🤖 AI Summary
To address semantic discontinuity across paragraphs caused by segmentation-based preprocessing in long-document semantic segmentation, this paper proposes CrossFormer: an end-to-end, paragraph-level semantic segmentation model built upon the Transformer architecture. Its core innovation is a cross-fragment semantic fusion module that dynamically models implicit inter-paragraph semantic dependencies. Notably, CrossFormer is the first to directly integrate a learned semantic segmentation model into retrieval-augmented generation (RAG) systems—replacing heuristic, rule-based chunking. Leveraging self-attention and explicit cross-paragraph semantic alignment, it achieves global semantic modeling and is trained end-to-end under supervised learning. Experiments demonstrate state-of-the-art performance on multiple public semantic segmentation benchmarks. In RAG evaluation, CrossFormer significantly improves recall quality, response coherence, and—most notably—chunk-level semantic consistency (+23.6%).
📝 Abstract
Text semantic segmentation involves partitioning a document into multiple paragraphs with continuous semantics based on the subject matter, contextual information, and document structure.
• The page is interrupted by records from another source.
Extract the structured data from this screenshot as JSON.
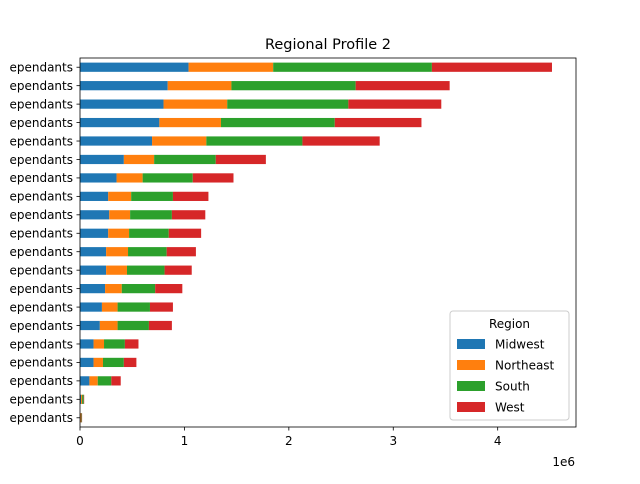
{
  "chart_data": {
    "type": "bar",
    "orientation": "horizontal",
    "stacked": true,
    "title": "Regional Profile 2",
    "xlabel": "",
    "ylabel": "",
    "x_offset_label": "1e6",
    "xlim": [
      0,
      4.75
    ],
    "xticks": [
      0,
      1,
      2,
      3,
      4
    ],
    "grid": false,
    "legend": {
      "title": "Region",
      "position": "lower-right"
    },
    "categories": [
      "ependants",
      "ependants",
      "ependants",
      "ependants",
      "ependants",
      "ependants",
      "ependants",
      "ependants",
      "ependants",
      "ependants",
      "ependants",
      "ependants",
      "ependants",
      "ependants",
      "ependants",
      "ependants",
      "ependants",
      "ependants",
      "ependants",
      "ependants"
    ],
    "series": [
      {
        "name": "Midwest",
        "color": "#1f77b4",
        "values": [
          1.04,
          0.84,
          0.8,
          0.76,
          0.69,
          0.42,
          0.35,
          0.27,
          0.28,
          0.27,
          0.25,
          0.25,
          0.24,
          0.21,
          0.19,
          0.13,
          0.13,
          0.09,
          0.01,
          0.005
        ]
      },
      {
        "name": "Northeast",
        "color": "#ff7f0e",
        "values": [
          0.81,
          0.61,
          0.61,
          0.59,
          0.52,
          0.29,
          0.25,
          0.22,
          0.2,
          0.2,
          0.21,
          0.2,
          0.16,
          0.15,
          0.17,
          0.1,
          0.09,
          0.08,
          0.01,
          0.005
        ]
      },
      {
        "name": "South",
        "color": "#2ca02c",
        "values": [
          1.52,
          1.19,
          1.16,
          1.09,
          0.92,
          0.59,
          0.48,
          0.4,
          0.4,
          0.38,
          0.37,
          0.36,
          0.32,
          0.31,
          0.3,
          0.2,
          0.2,
          0.13,
          0.015,
          0.005
        ]
      },
      {
        "name": "West",
        "color": "#d62728",
        "values": [
          1.15,
          0.9,
          0.89,
          0.83,
          0.74,
          0.48,
          0.39,
          0.34,
          0.32,
          0.31,
          0.28,
          0.26,
          0.26,
          0.22,
          0.22,
          0.13,
          0.12,
          0.09,
          0.005,
          0.005
        ]
      }
    ]
  }
}
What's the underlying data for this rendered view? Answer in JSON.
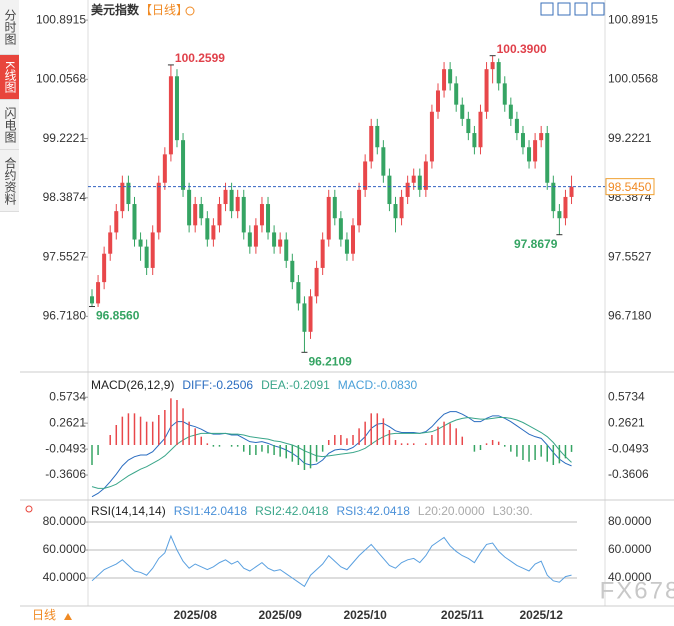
{
  "sidebar": [
    "分时图",
    "K线图",
    "闪电图",
    "合约资料"
  ],
  "chart_data": [
    {
      "type": "candlestick",
      "title": "美元指数",
      "period_tag": "【日线】",
      "categories": [
        null,
        null,
        null,
        null,
        null,
        null,
        null,
        null,
        null,
        null,
        null,
        null,
        null,
        null,
        null,
        null,
        null,
        "2025/08",
        null,
        null,
        null,
        null,
        null,
        null,
        null,
        null,
        null,
        null,
        null,
        null,
        null,
        "2025/09",
        null,
        null,
        null,
        null,
        null,
        null,
        null,
        null,
        null,
        null,
        null,
        null,
        null,
        "2025/10",
        null,
        null,
        null,
        null,
        null,
        null,
        null,
        null,
        null,
        null,
        null,
        null,
        null,
        null,
        null,
        "2025/11",
        null,
        null,
        null,
        null,
        null,
        null,
        null,
        null,
        null,
        null,
        null,
        null,
        "2025/12",
        null,
        null,
        null,
        null,
        null
      ],
      "ohlc": [
        [
          97.0,
          97.1,
          96.856,
          96.9
        ],
        [
          96.9,
          97.3,
          96.85,
          97.2
        ],
        [
          97.2,
          97.7,
          97.1,
          97.6
        ],
        [
          97.6,
          98.0,
          97.5,
          97.9
        ],
        [
          97.9,
          98.3,
          97.8,
          98.2
        ],
        [
          98.2,
          98.7,
          98.1,
          98.6
        ],
        [
          98.6,
          98.7,
          98.2,
          98.3
        ],
        [
          98.3,
          98.4,
          97.7,
          97.8
        ],
        [
          97.8,
          97.9,
          97.5,
          97.7
        ],
        [
          97.7,
          97.8,
          97.3,
          97.4
        ],
        [
          97.4,
          98.0,
          97.3,
          97.9
        ],
        [
          97.9,
          98.7,
          97.8,
          98.6
        ],
        [
          98.6,
          99.1,
          98.5,
          99.0
        ],
        [
          99.0,
          100.2599,
          98.9,
          100.1
        ],
        [
          100.1,
          100.2,
          99.1,
          99.2
        ],
        [
          99.2,
          99.3,
          98.4,
          98.5
        ],
        [
          98.5,
          98.6,
          97.9,
          98.0
        ],
        [
          98.0,
          98.4,
          97.9,
          98.3
        ],
        [
          98.3,
          98.4,
          98.0,
          98.1
        ],
        [
          98.1,
          98.2,
          97.7,
          97.8
        ],
        [
          97.8,
          98.1,
          97.7,
          98.0
        ],
        [
          98.0,
          98.4,
          97.9,
          98.3
        ],
        [
          98.3,
          98.6,
          98.2,
          98.5
        ],
        [
          98.5,
          98.6,
          98.1,
          98.2
        ],
        [
          98.2,
          98.5,
          98.1,
          98.4
        ],
        [
          98.4,
          98.5,
          97.8,
          97.9
        ],
        [
          97.9,
          98.0,
          97.6,
          97.7
        ],
        [
          97.7,
          98.1,
          97.6,
          98.0
        ],
        [
          98.0,
          98.4,
          97.9,
          98.3
        ],
        [
          98.3,
          98.4,
          97.8,
          97.9
        ],
        [
          97.9,
          98.0,
          97.6,
          97.7
        ],
        [
          97.7,
          97.9,
          97.6,
          97.8
        ],
        [
          97.8,
          97.9,
          97.4,
          97.5
        ],
        [
          97.5,
          97.6,
          97.1,
          97.2
        ],
        [
          97.2,
          97.3,
          96.8,
          96.9
        ],
        [
          96.9,
          97.0,
          96.2109,
          96.5
        ],
        [
          96.5,
          97.1,
          96.4,
          97.0
        ],
        [
          97.0,
          97.5,
          96.9,
          97.4
        ],
        [
          97.4,
          97.9,
          97.3,
          97.8
        ],
        [
          97.8,
          98.5,
          97.7,
          98.4
        ],
        [
          98.4,
          98.5,
          98.0,
          98.1
        ],
        [
          98.1,
          98.2,
          97.7,
          97.8
        ],
        [
          97.8,
          97.9,
          97.5,
          97.6
        ],
        [
          97.6,
          98.1,
          97.5,
          98.0
        ],
        [
          98.0,
          98.6,
          97.9,
          98.5
        ],
        [
          98.5,
          99.0,
          98.4,
          98.9
        ],
        [
          98.9,
          99.5,
          98.8,
          99.4
        ],
        [
          99.4,
          99.5,
          99.0,
          99.1
        ],
        [
          99.1,
          99.2,
          98.6,
          98.7
        ],
        [
          98.7,
          98.8,
          98.2,
          98.3
        ],
        [
          98.3,
          98.4,
          97.9,
          98.1
        ],
        [
          98.1,
          98.5,
          98.0,
          98.4
        ],
        [
          98.4,
          98.7,
          98.3,
          98.6
        ],
        [
          98.6,
          98.8,
          98.5,
          98.7
        ],
        [
          98.7,
          98.8,
          98.4,
          98.5
        ],
        [
          98.5,
          99.0,
          98.4,
          98.9
        ],
        [
          98.9,
          99.7,
          98.8,
          99.6
        ],
        [
          99.6,
          100.0,
          99.5,
          99.9
        ],
        [
          99.9,
          100.3,
          99.8,
          100.2
        ],
        [
          100.2,
          100.3,
          99.9,
          100.0
        ],
        [
          100.0,
          100.1,
          99.6,
          99.7
        ],
        [
          99.7,
          99.8,
          99.4,
          99.5
        ],
        [
          99.5,
          99.6,
          99.2,
          99.3
        ],
        [
          99.3,
          99.4,
          99.0,
          99.1
        ],
        [
          99.1,
          99.7,
          99.0,
          99.6
        ],
        [
          99.6,
          100.3,
          99.5,
          100.2
        ],
        [
          100.2,
          100.39,
          100.0,
          100.3
        ],
        [
          100.3,
          100.35,
          99.9,
          100.0
        ],
        [
          100.0,
          100.1,
          99.6,
          99.7
        ],
        [
          99.7,
          99.8,
          99.4,
          99.5
        ],
        [
          99.5,
          99.6,
          99.2,
          99.3
        ],
        [
          99.3,
          99.4,
          99.0,
          99.1
        ],
        [
          99.1,
          99.2,
          98.8,
          98.9
        ],
        [
          98.9,
          99.3,
          98.8,
          99.2
        ],
        [
          99.2,
          99.4,
          99.1,
          99.3
        ],
        [
          99.3,
          99.4,
          98.5,
          98.6
        ],
        [
          98.6,
          98.7,
          98.1,
          98.2
        ],
        [
          98.2,
          98.3,
          97.8679,
          98.1
        ],
        [
          98.1,
          98.5,
          98.0,
          98.4
        ],
        [
          98.4,
          98.7,
          98.3,
          98.545
        ]
      ],
      "up_color": "#e8474a",
      "down_color": "#35a463",
      "ylim": [
        95.99,
        101.09
      ],
      "yticks": [
        {
          "value": 96.718,
          "label": "96.7180"
        },
        97.5527,
        98.3874,
        99.2221,
        100.0568,
        100.8915
      ],
      "last_price": {
        "value": 98.545,
        "label": "98.5450"
      },
      "annotations": [
        100.2599,
        {
          "value": 96.856,
          "label": "96.8560"
        },
        96.2109,
        {
          "value": 100.39,
          "label": "100.3900"
        },
        97.8679
      ]
    },
    {
      "type": "macd",
      "legend": [
        {
          "text": "MACD(26,12,9)",
          "color": "#222222"
        },
        {
          "text": "DIFF:-0.2506",
          "color": "#2a6cc0"
        },
        {
          "text": "DEA:-0.2091",
          "color": "#3aa68a"
        },
        {
          "text": "MACD:-0.0830",
          "color": "#4aa0d8"
        }
      ],
      "series": [
        {
          "color": "#2a6cc0",
          "values": [
            -0.62,
            -0.58,
            -0.52,
            -0.44,
            -0.35,
            -0.25,
            -0.18,
            -0.14,
            -0.12,
            -0.12,
            -0.08,
            0.0,
            0.08,
            0.22,
            0.28,
            0.28,
            0.24,
            0.22,
            0.19,
            0.15,
            0.13,
            0.13,
            0.14,
            0.12,
            0.12,
            0.08,
            0.04,
            0.03,
            0.04,
            0.02,
            -0.01,
            -0.03,
            -0.06,
            -0.1,
            -0.15,
            -0.22,
            -0.24,
            -0.23,
            -0.18,
            -0.1,
            -0.06,
            -0.05,
            -0.06,
            -0.03,
            0.03,
            0.1,
            0.2,
            0.25,
            0.26,
            0.22,
            0.17,
            0.15,
            0.15,
            0.15,
            0.14,
            0.16,
            0.22,
            0.3,
            0.37,
            0.4,
            0.4,
            0.37,
            0.33,
            0.28,
            0.28,
            0.32,
            0.35,
            0.35,
            0.32,
            0.28,
            0.23,
            0.18,
            0.13,
            0.1,
            0.08,
            0.0,
            -0.09,
            -0.17,
            -0.22,
            -0.2506
          ]
        },
        {
          "color": "#3aa68a",
          "values": [
            -0.5,
            -0.52,
            -0.52,
            -0.5,
            -0.47,
            -0.42,
            -0.37,
            -0.33,
            -0.29,
            -0.26,
            -0.22,
            -0.18,
            -0.13,
            -0.06,
            0.01,
            0.06,
            0.1,
            0.12,
            0.14,
            0.14,
            0.14,
            0.14,
            0.14,
            0.13,
            0.13,
            0.12,
            0.1,
            0.09,
            0.08,
            0.07,
            0.05,
            0.04,
            0.02,
            0.0,
            -0.03,
            -0.07,
            -0.1,
            -0.13,
            -0.14,
            -0.13,
            -0.12,
            -0.11,
            -0.1,
            -0.09,
            -0.07,
            -0.04,
            0.01,
            0.06,
            0.1,
            0.13,
            0.14,
            0.14,
            0.14,
            0.14,
            0.14,
            0.15,
            0.16,
            0.19,
            0.23,
            0.27,
            0.3,
            0.32,
            0.33,
            0.32,
            0.31,
            0.31,
            0.32,
            0.33,
            0.33,
            0.32,
            0.3,
            0.27,
            0.23,
            0.19,
            0.15,
            0.1,
            0.03,
            -0.06,
            -0.14,
            -0.2091
          ]
        },
        {
          "type": "bar",
          "up_color": "#e8474a",
          "down_color": "#35a463",
          "values": [
            -0.24,
            -0.12,
            0,
            0.12,
            0.24,
            0.34,
            0.38,
            0.38,
            0.34,
            0.28,
            0.28,
            0.36,
            0.42,
            0.56,
            0.54,
            0.44,
            0.28,
            0.2,
            0.1,
            0.02,
            -0.02,
            -0.02,
            0,
            -0.02,
            -0.02,
            -0.08,
            -0.12,
            -0.12,
            -0.08,
            -0.1,
            -0.12,
            -0.14,
            -0.16,
            -0.2,
            -0.24,
            -0.3,
            -0.28,
            -0.2,
            -0.08,
            0.06,
            0.12,
            0.12,
            0.08,
            0.12,
            0.2,
            0.28,
            0.38,
            0.38,
            0.32,
            0.18,
            0.06,
            0.02,
            0.02,
            0.02,
            0,
            0.02,
            0.12,
            0.22,
            0.28,
            0.26,
            0.2,
            0.1,
            0,
            -0.08,
            -0.06,
            0.02,
            0.06,
            0.04,
            -0.02,
            -0.08,
            -0.14,
            -0.18,
            -0.2,
            -0.18,
            -0.14,
            -0.2,
            -0.24,
            -0.22,
            -0.16,
            -0.083
          ]
        }
      ],
      "ylim": [
        -0.66,
        0.78
      ],
      "yticks": [
        -0.3606,
        -0.0493,
        0.2621,
        0.5734
      ]
    },
    {
      "type": "rsi",
      "legend": [
        {
          "text": "RSI(14,14,14)",
          "color": "#222222"
        },
        {
          "text": "RSI1:42.0418",
          "color": "#4a90d8"
        },
        {
          "text": "RSI2:42.0418",
          "color": "#3aa68a"
        },
        {
          "text": "RSI3:42.0418",
          "color": "#4a90d8"
        },
        {
          "text": "L20:20.0000",
          "color": "#aaaaaa"
        },
        {
          "text": "L30:30.",
          "color": "#aaaaaa"
        }
      ],
      "series": [
        {
          "color": "#5aa0e0",
          "values": [
            38,
            42,
            46,
            48,
            50,
            53,
            49,
            45,
            44,
            42,
            47,
            54,
            58,
            70,
            60,
            52,
            47,
            50,
            48,
            46,
            48,
            51,
            53,
            50,
            52,
            47,
            45,
            48,
            51,
            47,
            45,
            46,
            43,
            40,
            37,
            34,
            42,
            46,
            50,
            56,
            52,
            48,
            46,
            51,
            56,
            60,
            64,
            59,
            54,
            49,
            47,
            51,
            53,
            54,
            51,
            56,
            63,
            66,
            69,
            63,
            59,
            56,
            54,
            51,
            58,
            64,
            65,
            59,
            55,
            52,
            49,
            47,
            45,
            50,
            52,
            42,
            38,
            37,
            41,
            42.0418
          ]
        }
      ],
      "ylim": [
        20,
        88.6
      ],
      "grid": true,
      "yticks": [
        {
          "value": 40,
          "label": "40.0000"
        },
        {
          "value": 60,
          "label": "60.0000"
        },
        {
          "value": 80,
          "label": "80.0000"
        }
      ]
    }
  ],
  "footer": {
    "period": "日线",
    "watermark": "FX678"
  }
}
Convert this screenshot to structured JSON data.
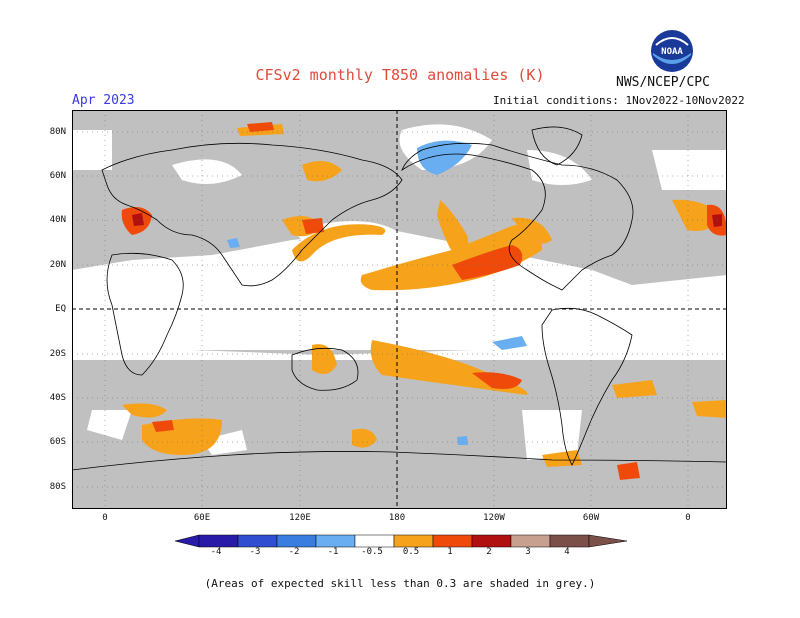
{
  "header": {
    "title": "CFSv2 monthly T850 anomalies (K)",
    "agency": "NWS/NCEP/CPC",
    "logo_text": "NOAA",
    "month": "Apr 2023",
    "initial_conditions": "Initial conditions: 1Nov2022-10Nov2022"
  },
  "map": {
    "lat_labels": [
      "80N",
      "60N",
      "40N",
      "20N",
      "EQ",
      "20S",
      "40S",
      "60S",
      "80S"
    ],
    "lon_labels": [
      "0",
      "60E",
      "120E",
      "180",
      "120W",
      "60W",
      "0"
    ],
    "reference_lines": [
      "equator",
      "dateline"
    ],
    "colors": {
      "skill_mask_grey": "#c0c0c0",
      "land_outline": "#000000"
    },
    "positive_anomaly_regions": [
      {
        "label": "eastern_north_pacific",
        "level": 1
      },
      {
        "label": "south_pacific_band",
        "level": 0.5
      },
      {
        "label": "japan_north_pacific",
        "level": 1
      },
      {
        "label": "mediterranean",
        "level": 2
      },
      {
        "label": "southern_ocean_south_atlantic",
        "level": 1
      }
    ],
    "negative_anomaly_regions": [
      {
        "label": "greenland_arctic",
        "level": -0.5
      },
      {
        "label": "south_pacific_small",
        "level": -0.5
      }
    ]
  },
  "colorbar": {
    "labels": [
      "-4",
      "-3",
      "-2",
      "-1",
      "-0.5",
      "0.5",
      "1",
      "2",
      "3",
      "4"
    ],
    "colors": [
      "#2a1aa8",
      "#2f4fd0",
      "#3a7de0",
      "#68aef0",
      "#ffffff",
      "#f7a21b",
      "#f04a0a",
      "#b01010",
      "#c8a090",
      "#7a5048"
    ]
  },
  "footnote": "(Areas of expected skill less than 0.3 are shaded in grey.)"
}
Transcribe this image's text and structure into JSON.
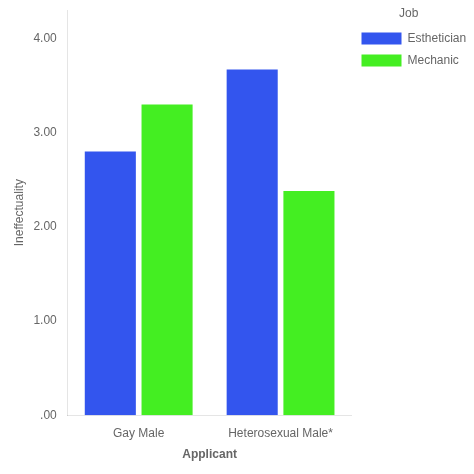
{
  "chart_data": {
    "type": "bar",
    "categories": [
      "Gay Male",
      "Heterosexual Male*"
    ],
    "series": [
      {
        "name": "Esthetician",
        "color": "#3355EE",
        "values": [
          2.8,
          3.67
        ]
      },
      {
        "name": "Mechanic",
        "color": "#44EE22",
        "values": [
          3.3,
          2.38
        ]
      }
    ],
    "xlabel": "Applicant",
    "ylabel": "Ineffectuality",
    "legend_title": "Job",
    "legend": "upper right",
    "ylim": [
      0.0,
      4.3
    ],
    "yticks": [
      {
        "value": 0.0,
        "label": ".00"
      },
      {
        "value": 1.0,
        "label": "1.00"
      },
      {
        "value": 2.0,
        "label": "2.00"
      },
      {
        "value": 3.0,
        "label": "3.00"
      },
      {
        "value": 4.0,
        "label": "4.00"
      }
    ],
    "grid": false
  }
}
Traditional approaches have typically relied on preprocessing documents into segments to address input length constraints, resulting in the loss of critical semantic information across segments. To address this, we present CrossFormer, a transformer-based model featuring a novel cross-segment fusion module that dynamically models latent semantic dependencies across document segments, substantially elevating segmentation accuracy. Additionally, CrossFormer can replace rule-based chunk methods within the Retrieval-Augmented Generation (RAG) system, producing more semantically coherent chunks that enhance its efficacy. Comprehensive evaluations confirm CrossFormer's state-of-the-art performance on public text semantic segmentation datasets, alongside considerable gains on RAG benchmarks.